The sun beats down relentlessly and my wife keeps nagging me to wear a hat but sadly I have never found one that fits or that doesn’t make my head hotter than without or doesn’t make me look like the village fool. I do apply copious amounts of sun-block though, roll my shirtsleeves down, put my collar up and drink gallons of water.

In the village store the locals are beginning to complain about the weather being too hot and humid, ice-cream sales have soared and knobbly knees, both male and female, are to be seen in abundance. As the week rolls on, a low pressure tries to move in from the west bringing clouds and breezes and the promise of showers.


A brick wall divides the vegetable garden from the main herbaceous borders with the espaliered fruit trees on the vegetable side and climbing roses on the flower side. The wall itself is some ten feet tall – one needs a pair of steps to tend the roses – and is topped with tiles as is the fashion in these parts.

Half way along the wall grow two cardoons – or cynara cardunculus to give them their posh names – which are still young and virile with their handsome silver-blue-grey leaf. They are beginning to flower and parenthood will cause them to grow tired and ragged with all the effort, especially in the hot summer sun, but for now they are at their youthful best.

cephelaria (2)

The cardoons are grown six feet apart and between them and the wall grows a large group of cephalaria gigantea, or giant scabious as they are called, which grow around five feet tall and have flowers that are well-described as being a delightful primrose-yellow.

An obelisk to the front of the cephalaria supports a rosa ‘konigen von denmark’ whose warm pink alba blooms blend beautifully with the primrose-yellow of the cephalaria. An ocean of geranium ‘magnificum’ and iris sibirica ‘silver edge’ grow in front and have been competing boyishly for attention for the past month with their blue and violet shades but are now just going over.

rose queen denmark

Charlie and Bones are busy mowing the lawns but are setting the mowers far too low for this dry season. Every year I tell them to mow higher and every year they nod their heads in agreement and then continue to mow at the same low height and I guess that some things are reluctantly never meant to change.

The prize lawn that adjoins the grand patio is reserved for croquet matches at the weekend. Economy dictates that only this lawn receives the five-star treatment: scarification, aeration, top-dressing and mowing twice a week and the green sward with stripes is our pride and joy and offsets the herbaceous borders in a stately manner.

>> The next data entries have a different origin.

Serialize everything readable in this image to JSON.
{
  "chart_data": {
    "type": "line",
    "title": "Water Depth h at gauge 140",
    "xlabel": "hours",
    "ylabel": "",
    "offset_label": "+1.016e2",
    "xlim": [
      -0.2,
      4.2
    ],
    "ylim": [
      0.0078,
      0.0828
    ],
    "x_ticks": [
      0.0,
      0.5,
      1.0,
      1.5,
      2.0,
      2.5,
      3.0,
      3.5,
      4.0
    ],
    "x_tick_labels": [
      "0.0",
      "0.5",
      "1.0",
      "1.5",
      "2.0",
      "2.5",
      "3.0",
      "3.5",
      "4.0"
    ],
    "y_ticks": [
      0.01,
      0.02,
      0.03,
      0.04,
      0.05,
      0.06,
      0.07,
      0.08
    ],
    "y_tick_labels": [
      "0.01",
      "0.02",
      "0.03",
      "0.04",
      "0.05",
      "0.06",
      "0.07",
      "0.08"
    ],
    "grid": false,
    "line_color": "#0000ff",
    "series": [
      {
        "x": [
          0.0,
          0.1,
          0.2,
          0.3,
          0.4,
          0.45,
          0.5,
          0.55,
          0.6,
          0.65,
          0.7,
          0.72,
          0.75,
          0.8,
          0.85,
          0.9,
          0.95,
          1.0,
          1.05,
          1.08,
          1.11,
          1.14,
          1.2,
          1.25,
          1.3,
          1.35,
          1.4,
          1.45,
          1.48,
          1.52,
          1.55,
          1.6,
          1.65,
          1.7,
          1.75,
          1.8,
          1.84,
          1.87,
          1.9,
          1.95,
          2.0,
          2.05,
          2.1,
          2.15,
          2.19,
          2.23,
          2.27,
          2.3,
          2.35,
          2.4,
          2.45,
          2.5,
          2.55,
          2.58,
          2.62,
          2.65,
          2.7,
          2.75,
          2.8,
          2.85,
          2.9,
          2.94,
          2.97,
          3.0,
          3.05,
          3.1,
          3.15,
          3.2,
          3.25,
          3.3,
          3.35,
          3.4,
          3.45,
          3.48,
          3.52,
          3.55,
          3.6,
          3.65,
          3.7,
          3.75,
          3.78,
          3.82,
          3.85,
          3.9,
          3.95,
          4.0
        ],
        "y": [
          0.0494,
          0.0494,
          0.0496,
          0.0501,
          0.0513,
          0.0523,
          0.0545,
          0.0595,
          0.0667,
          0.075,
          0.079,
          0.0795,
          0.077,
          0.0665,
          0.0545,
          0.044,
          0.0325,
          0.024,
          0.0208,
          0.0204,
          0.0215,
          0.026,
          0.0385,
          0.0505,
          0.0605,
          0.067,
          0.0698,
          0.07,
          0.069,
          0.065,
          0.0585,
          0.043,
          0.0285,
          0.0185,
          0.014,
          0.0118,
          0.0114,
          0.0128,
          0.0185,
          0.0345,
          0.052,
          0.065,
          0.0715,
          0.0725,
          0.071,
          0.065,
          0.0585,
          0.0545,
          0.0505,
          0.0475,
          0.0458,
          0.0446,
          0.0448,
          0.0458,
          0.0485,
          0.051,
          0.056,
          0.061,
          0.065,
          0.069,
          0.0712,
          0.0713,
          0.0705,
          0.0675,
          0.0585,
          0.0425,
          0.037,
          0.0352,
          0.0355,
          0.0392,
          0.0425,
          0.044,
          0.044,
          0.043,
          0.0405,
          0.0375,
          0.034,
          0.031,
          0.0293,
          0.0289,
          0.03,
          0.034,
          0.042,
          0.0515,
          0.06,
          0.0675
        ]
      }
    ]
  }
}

Wimbledon nears its finale and the Duchess has taken up residence in her chambers and is not to be disturbed and Cook Jenny has promised to jig down the village high street if Andy Murray should lift the trophy…at the time of posting Andy is due to face Nadal this afternoon.

Charlie and Bones spend their lunch-break debating England’s demise in the World Cup and the Frank Lampard goal that was disallowed despite the ball clearly going in the net and crossing the touchline by a country mile or two. I cannot repeat what they would do if they could ever get their hands on the referee but apparently it would involve baling twine, creosote and a pitchfork!